- Born: Nicholas Withycombe Garland 1 September 1935 (age 91) Hampstead, London, England
- Education: Slade School of Art
- Occupations: Editorial cartoonist, former theatre actor, stage manager and director
- Known for: Illustrations for Private Eye magazine; Creating with Barry Humphries the comic strip character Barry McKenzie; Publication of Drawing the Games;
- Notable work: Work at The Spectator newspaper; Political cartoonist at The Daily Telegraph (1966–1986, 1990–2011); Founding journalist at The Independent; Political cartoonist fr newspaper New Statesman; Cartoonist for 2012 Olympic Games;
- Children: Alex Garland

= Nicholas Garland =

British cartoonist

Nicholas Withycombe Garland (born 1 September 1935) is a British political cartoonist, known (as Garland) for his numerous newspaper works, particularly for The Daily Telegraph.

==Early life==
Garland was born in Hampstead, London.

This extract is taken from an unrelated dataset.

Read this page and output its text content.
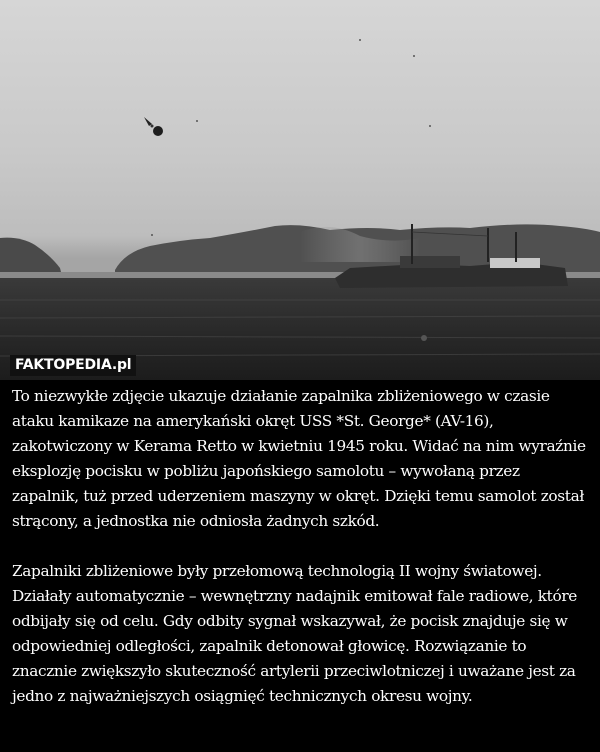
FAKTOPEDIA.pl

To niezwykłe zdjęcie ukazuje działanie zapalnika zbliżeniowego w czasie ataku kamikaze na amerykański okręt USS *St. George* (AV-16), zakotwiczony w Kerama Retto w kwietniu 1945 roku. Widać na nim wyraźnie eksplozję pocisku w pobliżu japońskiego samolotu – wywołaną przez zapalnik, tuż przed uderzeniem maszyny w okręt. Dzięki temu samolot został strącony, a jednostka nie odniosła żadnych szkód.

Zapalniki zbliżeniowe były przełomową technologią II wojny światowej. Działały automatycznie – wewnętrzny nadajnik emitował fale radiowe, które odbijały się od celu. Gdy odbity sygnał wskazywał, że pocisk znajduje się w odpowiedniej odległości, zapalnik detonował głowicę. Rozwiązanie to znacznie zwiększyło skuteczność artylerii przeciwlotniczej i uważane jest za jedno z najważniejszych osiągnięć technicznych okresu wojny.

His father was a physician and his mother a sculptor. He was the second of six children: he had three brothers and two sisters and two half-sisters. The family emigrated to New Zealand in 1946–7. He attended Rongotai College in Wellington.

==Professional career==
===Theatrical and directorial roles===
On leaving school, Garland joined the New Zealand Players (as a spear carrier and ASM), the only professional theatre company in New Zealand at the time, under the directorship of Richard Campion. In 1954 he returned to London to attend the Slade School of Art. After leaving the Slade, he went back into the theatre and joined Guildford Repertory Theatre Company as a stage manager.

In 1958 he moved to the Royal Court Theatre in Sloane Square, London, where he worked for the next three years. Subsequently he worked as a director, at Cheltenham Repertory Company and elsewhere, including as Assistant Director to Peter Ustinov in London and New York. He directed the first two cabarets at Peter Cook's Establishment Club and spent a year at the BBC working in the Tonight department.

===Career as cartoonist===
In 1964, Garland left the theatre to devote himself to a career as a cartoonist. He and Barry Humphries created the Barry McKenzie comic strip in Private Eye.

Garland also worked for The Spectator and other journals. In 1966, he was appointed the first political cartoonist of The Daily Telegraph where he remained until 1986 when he was a founding journalist of The Independent. He rejoined The Daily Telegraph from 1990 until 2011. He was political cartoonist on the New Statesman during the 1970s and worked for The Spectator for many years.

In 2012, he was appointed Cartoonist of the 2012 London Olympics by the Mayor of London, Boris Johnson. He undertook a series of drawings, woodcuts and paintings, published in the book Drawing the Games. His work is represented in the British Museum, the Museum of London, and the Ashmolean Museum.

===Exhibitions===
He has exhibited woodcuts at the Fine Art Society in Bond Street, and his publications include: (illustrated) Horatius, by T. B. Macaulay (1977); An Indian Journal (1983); Twenty Years of Cartoons (1984); Travels With My Sketchbook (1987); Not Many Dead (1990); (illustrated )The Coma, by Alex Garland (2004); I Wish… (2007); Mommy, Daddy, Evan, Sage, by Eric McHenry (2011).

==Honours==
Garland was awarded the OBE in the 1998 New Year Honours.

==Personal life==
In 1964, Garland married Harriet Crittall, and the marriage was dissolved in 1968. In 1969 he married Caroline Medawar: they had two sons, including Alexander, before the marriage was dissolved in 1994. In 1995 he married Priscilla Roth, with whom he lives in Belsize Park, London.